Streaks appear in some of our glaze surfaces as a result of our glaze application method: while many commercial potteries use industrial glaze sprayers, East Fork pots are dipped by hand into buckets of glaze, piece by piece. When a pot is dipped into and pulled out of a glaze bucket, gravity and small differences in viscosity from glaze formula to glaze formula (and batch to batch) can cause streaking. Some of our lighter, more neutral glazes - Morel, Eggshell, and Soapstone - have more flow and movement during application, causing a higher likelihood for subtle streaking.

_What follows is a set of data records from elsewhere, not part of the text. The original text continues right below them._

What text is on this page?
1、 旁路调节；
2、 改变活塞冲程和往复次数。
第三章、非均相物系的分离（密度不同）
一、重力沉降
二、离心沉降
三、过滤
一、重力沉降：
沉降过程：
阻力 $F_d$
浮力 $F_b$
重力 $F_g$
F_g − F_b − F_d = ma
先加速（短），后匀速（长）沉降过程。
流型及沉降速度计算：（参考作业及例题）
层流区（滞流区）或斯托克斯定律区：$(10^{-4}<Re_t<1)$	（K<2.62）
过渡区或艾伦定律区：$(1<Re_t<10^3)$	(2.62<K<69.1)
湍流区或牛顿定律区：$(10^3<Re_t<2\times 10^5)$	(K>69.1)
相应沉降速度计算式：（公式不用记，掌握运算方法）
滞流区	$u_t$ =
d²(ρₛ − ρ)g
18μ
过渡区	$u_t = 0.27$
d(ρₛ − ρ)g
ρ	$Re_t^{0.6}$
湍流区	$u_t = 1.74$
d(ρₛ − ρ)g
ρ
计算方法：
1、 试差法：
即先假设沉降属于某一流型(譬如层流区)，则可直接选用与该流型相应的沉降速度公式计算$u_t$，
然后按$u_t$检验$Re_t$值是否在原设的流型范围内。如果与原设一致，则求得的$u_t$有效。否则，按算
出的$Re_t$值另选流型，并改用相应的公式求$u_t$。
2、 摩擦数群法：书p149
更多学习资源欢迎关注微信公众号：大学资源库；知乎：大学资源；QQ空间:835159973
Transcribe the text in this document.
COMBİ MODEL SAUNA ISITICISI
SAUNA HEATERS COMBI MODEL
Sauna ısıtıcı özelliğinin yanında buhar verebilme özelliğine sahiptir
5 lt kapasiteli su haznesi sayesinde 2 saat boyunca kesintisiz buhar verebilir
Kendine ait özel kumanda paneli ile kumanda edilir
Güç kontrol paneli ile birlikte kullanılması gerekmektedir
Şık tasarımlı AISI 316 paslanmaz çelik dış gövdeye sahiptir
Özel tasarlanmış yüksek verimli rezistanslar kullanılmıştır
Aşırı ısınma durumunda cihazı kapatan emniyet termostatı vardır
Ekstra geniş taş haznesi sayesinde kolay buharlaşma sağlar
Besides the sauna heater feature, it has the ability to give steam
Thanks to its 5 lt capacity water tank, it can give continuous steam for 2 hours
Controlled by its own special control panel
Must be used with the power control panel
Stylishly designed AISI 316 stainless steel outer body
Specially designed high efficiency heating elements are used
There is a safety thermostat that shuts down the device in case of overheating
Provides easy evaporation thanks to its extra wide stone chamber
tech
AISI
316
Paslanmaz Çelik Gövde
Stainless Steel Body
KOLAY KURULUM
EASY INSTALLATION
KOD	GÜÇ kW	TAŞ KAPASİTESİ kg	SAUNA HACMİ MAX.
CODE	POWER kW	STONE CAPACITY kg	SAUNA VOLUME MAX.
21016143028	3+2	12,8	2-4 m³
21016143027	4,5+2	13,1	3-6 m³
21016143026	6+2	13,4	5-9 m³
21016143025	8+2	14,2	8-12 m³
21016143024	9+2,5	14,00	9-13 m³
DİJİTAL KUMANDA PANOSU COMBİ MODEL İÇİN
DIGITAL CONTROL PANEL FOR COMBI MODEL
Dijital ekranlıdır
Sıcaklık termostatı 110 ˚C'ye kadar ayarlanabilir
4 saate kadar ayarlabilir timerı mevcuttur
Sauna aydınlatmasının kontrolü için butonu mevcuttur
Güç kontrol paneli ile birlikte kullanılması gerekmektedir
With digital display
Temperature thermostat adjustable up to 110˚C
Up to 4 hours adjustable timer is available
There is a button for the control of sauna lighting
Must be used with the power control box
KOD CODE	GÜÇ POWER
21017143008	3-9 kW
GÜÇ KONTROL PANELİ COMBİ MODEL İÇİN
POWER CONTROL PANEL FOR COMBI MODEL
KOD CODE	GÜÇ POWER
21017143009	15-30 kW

The speckling that appears on the surface of some of our pots comes not from the glaze formulas, but from our minimally refined, iron-rich North Carolina clay body. We fire our pottery in a reduction atmosphere, which means we reduce the amount of oxygen present in the atmosphere of the kiln while it is firing. Because the gas searches for oxygen in order to burn and because the iron molecules in East Fork’s clay body contain oxygen, the gas in the kiln pulls specks of iron from the clay and up to the surface of the glaze in a random assortment of speckles. Firing in reduction is uncommon for industry potteries, but we think it is essential in highlighting the natural beauty of the North Carolina clay we use. We won't have it any other way.
We are fascinated by the less easily controlled variables of our production methods and think the results are lovely, but we always encourage you to get in touch if you foresee any concerns when placing your order so we can make sure you're just as happy using your East Fork pots as we were making them.